Writing satire: Are you punching up or punching down?

If you or your students are going to be writing satire, it’s a good idea to ask this question:

    • Is this satire punching up or down?

I don’t believe in ever censoring a writer’s work (student or otherwise), but it’s important to make young writers aware that they have an audience. In theory, if they were to publish this piece of satire, how might that audience react? If the satire is perceived to be “punching down” people might take offence. Satire is generally better received when it’s viewed to be “punching up.”

What does this mean? Everyone in society has differing degrees of power, that may vary depending on the situation. In most cases, humour that is directed from a person of lesser power to a person with greater power is seen as acceptable. (This is “punching up”.) Humour that is directed from a person with greater power to someone with lesser power is not generally as acceptable. (This is “punching down”.)

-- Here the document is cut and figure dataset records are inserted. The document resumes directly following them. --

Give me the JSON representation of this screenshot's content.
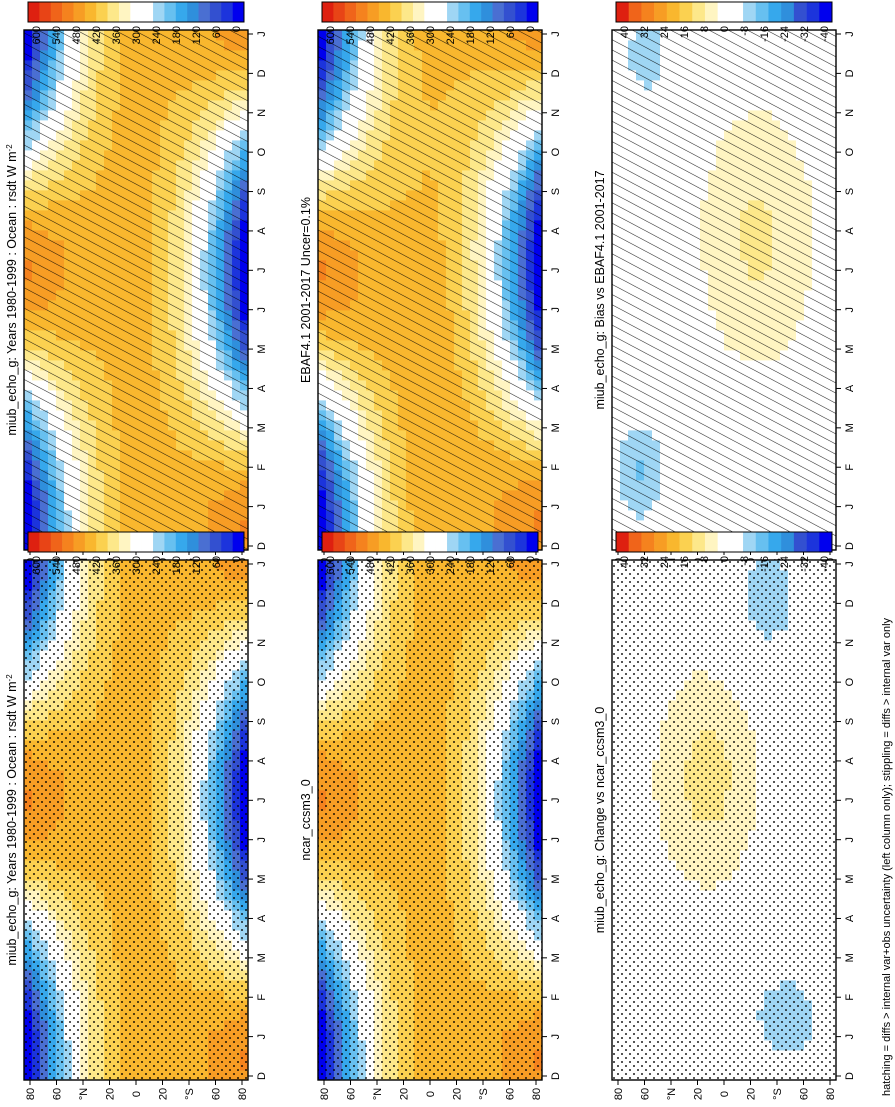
{
  "footnote": "hatching = diffs > internal var+obs uncertainty (left column only); stippling = diffs > internal var only",
  "colors": {
    "abs_scale": [
      "#0000ee",
      "#1c34dc",
      "#3350d0",
      "#4a6fd2",
      "#2f8fdc",
      "#36a8ec",
      "#67c0f0",
      "#9fd6f4",
      "#ffffff",
      "#ffffff",
      "#fff5c2",
      "#fde88a",
      "#fbd150",
      "#f9b72e",
      "#f79d24",
      "#f5821e",
      "#f0641a",
      "#e84416",
      "#de2010"
    ],
    "diff_scale": [
      "#0000ee",
      "#1c34dc",
      "#3350d0",
      "#2f8fdc",
      "#36a8ec",
      "#67c0f0",
      "#9fd6f4",
      "#ffffff",
      "#ffffff",
      "#fff5c2",
      "#fde88a",
      "#fbd150",
      "#f9b72e",
      "#f79d24",
      "#f5821e",
      "#f0641a",
      "#de2010"
    ]
  },
  "chart_data": [
    {
      "type": "heatmap",
      "panel": "left-top",
      "title": "miub_echo_g: Years 1980-1999 : Ocean : rsdt W m",
      "title_superscript": "-2",
      "x_ticks": [
        "D",
        "J",
        "F",
        "M",
        "A",
        "M",
        "J",
        "J",
        "A",
        "S",
        "O",
        "N",
        "D",
        "J"
      ],
      "y_ticks": [
        "80",
        "60",
        "°N",
        "20",
        "0",
        "20",
        "°S",
        "60",
        "80"
      ],
      "colorbar_labels": [
        "600",
        "540",
        "480",
        "420",
        "360",
        "300",
        "240",
        "180",
        "120",
        "60",
        "0"
      ],
      "zlim": [
        0,
        600
      ],
      "field": "rsdt",
      "overlay": "hatching"
    },
    {
      "type": "heatmap",
      "panel": "left-middle",
      "title": "EBAF4.1 2001-2017 Uncer=0.1%",
      "x_ticks": [
        "D",
        "J",
        "F",
        "M",
        "A",
        "M",
        "J",
        "J",
        "A",
        "S",
        "O",
        "N",
        "D",
        "J"
      ],
      "y_ticks": [
        "80",
        "60",
        "°N",
        "20",
        "0",
        "20",
        "°S",
        "60",
        "80"
      ],
      "colorbar_labels": [
        "600",
        "540",
        "480",
        "420",
        "360",
        "300",
        "240",
        "180",
        "120",
        "60",
        "0"
      ],
      "zlim": [
        0,
        600
      ],
      "field": "rsdt",
      "overlay": "hatching"
    },
    {
      "type": "heatmap",
      "panel": "left-bottom",
      "title": "miub_echo_g: Bias vs EBAF4.1 2001-2017",
      "x_ticks": [
        "D",
        "J",
        "F",
        "M",
        "A",
        "M",
        "J",
        "J",
        "A",
        "S",
        "O",
        "N",
        "D",
        "J"
      ],
      "y_ticks": [
        "80",
        "60",
        "°N",
        "20",
        "0",
        "20",
        "°S",
        "60",
        "80"
      ],
      "colorbar_labels": [
        "40",
        "32",
        "24",
        "16",
        "8",
        "0",
        "-8",
        "-16",
        "-24",
        "-32",
        "-40"
      ],
      "zlim": [
        -40,
        40
      ],
      "field": "bias",
      "overlay": "hatching"
    },
    {
      "type": "heatmap",
      "panel": "right-top",
      "title": "miub_echo_g: Years 1980-1999 : Ocean : rsdt W m",
      "title_superscript": "-2",
      "x_ticks": [
        "D",
        "J",
        "F",
        "M",
        "A",
        "M",
        "J",
        "J",
        "A",
        "S",
        "O",
        "N",
        "D",
        "J"
      ],
      "y_ticks": [
        "80",
        "60",
        "°N",
        "20",
        "0",
        "20",
        "°S",
        "60",
        "80"
      ],
      "colorbar_labels": [
        "600",
        "540",
        "480",
        "420",
        "360",
        "300",
        "240",
        "180",
        "120",
        "60",
        "0"
      ],
      "zlim": [
        0,
        600
      ],
      "field": "rsdt",
      "overlay": "stippling"
    },
    {
      "type": "heatmap",
      "panel": "right-middle",
      "title": "ncar_ccsm3_0",
      "x_ticks": [
        "D",
        "J",
        "F",
        "M",
        "A",
        "M",
        "J",
        "J",
        "A",
        "S",
        "O",
        "N",
        "D",
        "J"
      ],
      "y_ticks": [
        "80",
        "60",
        "°N",
        "20",
        "0",
        "20",
        "°S",
        "60",
        "80"
      ],
      "colorbar_labels": [
        "600",
        "540",
        "480",
        "420",
        "360",
        "300",
        "240",
        "180",
        "120",
        "60",
        "0"
      ],
      "zlim": [
        0,
        600
      ],
      "field": "rsdt",
      "overlay": "stippling"
    },
    {
      "type": "heatmap",
      "panel": "right-bottom",
      "title": "miub_echo_g: Change vs ncar_ccsm3_0",
      "x_ticks": [
        "D",
        "J",
        "F",
        "M",
        "A",
        "M",
        "J",
        "J",
        "A",
        "S",
        "O",
        "N",
        "D",
        "J"
      ],
      "y_ticks": [
        "80",
        "60",
        "°N",
        "20",
        "0",
        "20",
        "°S",
        "60",
        "80"
      ],
      "colorbar_labels": [
        "40",
        "32",
        "24",
        "16",
        "8",
        "0",
        "-8",
        "-16",
        "-24",
        "-32",
        "-40"
      ],
      "zlim": [
        -40,
        40
      ],
      "field": "change",
      "overlay": "stippling"
    }
  ]
}
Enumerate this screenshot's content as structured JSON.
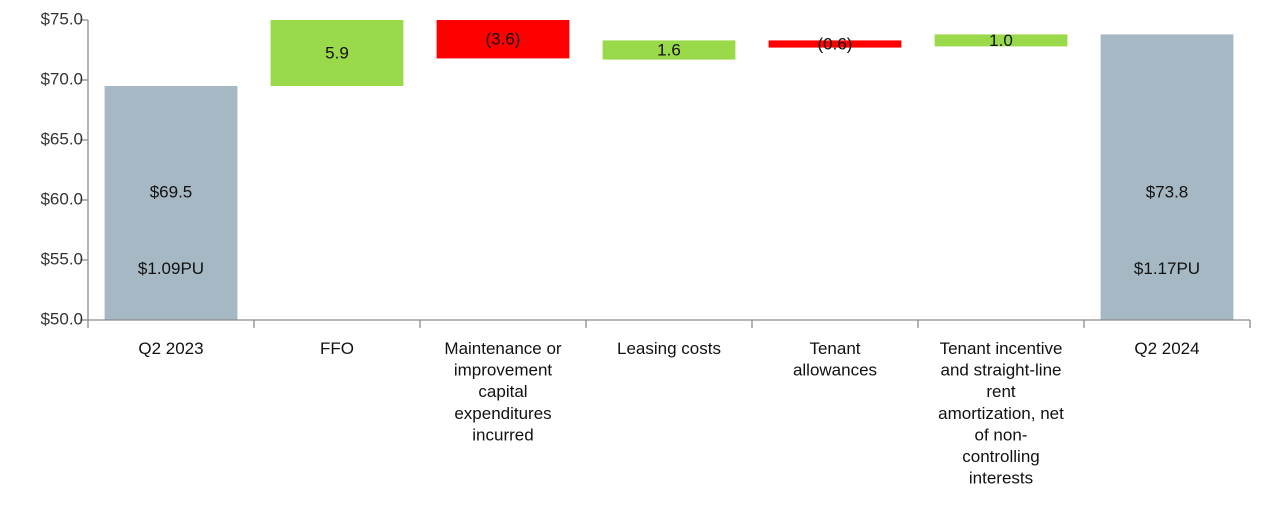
{
  "chart_data": {
    "type": "waterfall",
    "title": "",
    "xlabel": "",
    "ylabel": "",
    "ylim": [
      50,
      75
    ],
    "yticks": [
      50,
      55,
      60,
      65,
      70,
      75
    ],
    "ytick_format": "$",
    "grid": false,
    "legend": "none",
    "colors": {
      "total": "#a5b8c4",
      "increase": "#99d94a",
      "decrease": "#ff0000"
    },
    "items": [
      {
        "category": [
          "Q2 2023"
        ],
        "kind": "total",
        "start": 50,
        "end": 69.5,
        "labels": [
          "$69.5",
          "$1.09PU"
        ]
      },
      {
        "category": [
          "FFO"
        ],
        "kind": "increase",
        "start": 69.5,
        "end": 75.4,
        "labels": [
          "5.9"
        ]
      },
      {
        "category": [
          "Maintenance or",
          "improvement",
          "capital",
          "expenditures",
          "incurred"
        ],
        "kind": "decrease",
        "start": 75.4,
        "end": 71.8,
        "labels": [
          "(3.6)"
        ]
      },
      {
        "category": [
          "Leasing costs"
        ],
        "kind": "increase",
        "start": 71.7,
        "end": 73.3,
        "labels": [
          "1.6"
        ]
      },
      {
        "category": [
          "Tenant",
          "allowances"
        ],
        "kind": "decrease",
        "start": 73.3,
        "end": 72.7,
        "labels": [
          "(0.6)"
        ]
      },
      {
        "category": [
          "Tenant incentive",
          "and straight-line",
          "rent",
          "amortization, net",
          "of non-",
          "controlling",
          "interests"
        ],
        "kind": "increase",
        "start": 72.8,
        "end": 73.8,
        "labels": [
          "1.0"
        ]
      },
      {
        "category": [
          "Q2 2024"
        ],
        "kind": "total",
        "start": 50,
        "end": 73.8,
        "labels": [
          "$73.8",
          "$1.17PU"
        ]
      }
    ]
  }
}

Now, this also depends on how hard the punches are. There could be circumstances where light-hearted “punching down” might work. But writers should be cognizant of potential issues that may arise when punching down.

I tend to think that most of the humour on the Daily Bonnet is “punching sideways.” I’m Mennonite, religiously and culturally, so I’m basically poking fun at myself. Sometimes I’m making fun of myself in a very general way, but in other cases it can be quite specific.

For instance:  Mennonite Man Mows Lawn Only Slightly More Frequently than He Shaves. Here I’m writing about myself directly. I don’t shave or mow the lawn as often as some might think I should. Too busy writing and marking I guess…

Self-deprecation works well. This excellent video dissects the humour of comedian Ellen Degeneres and demonstrates how her humour makes her likeable. The main takeaway is that her jokes rarely have a loser. They may be self-deprecating, but they don’t often leave anyone feeling bad about themselves.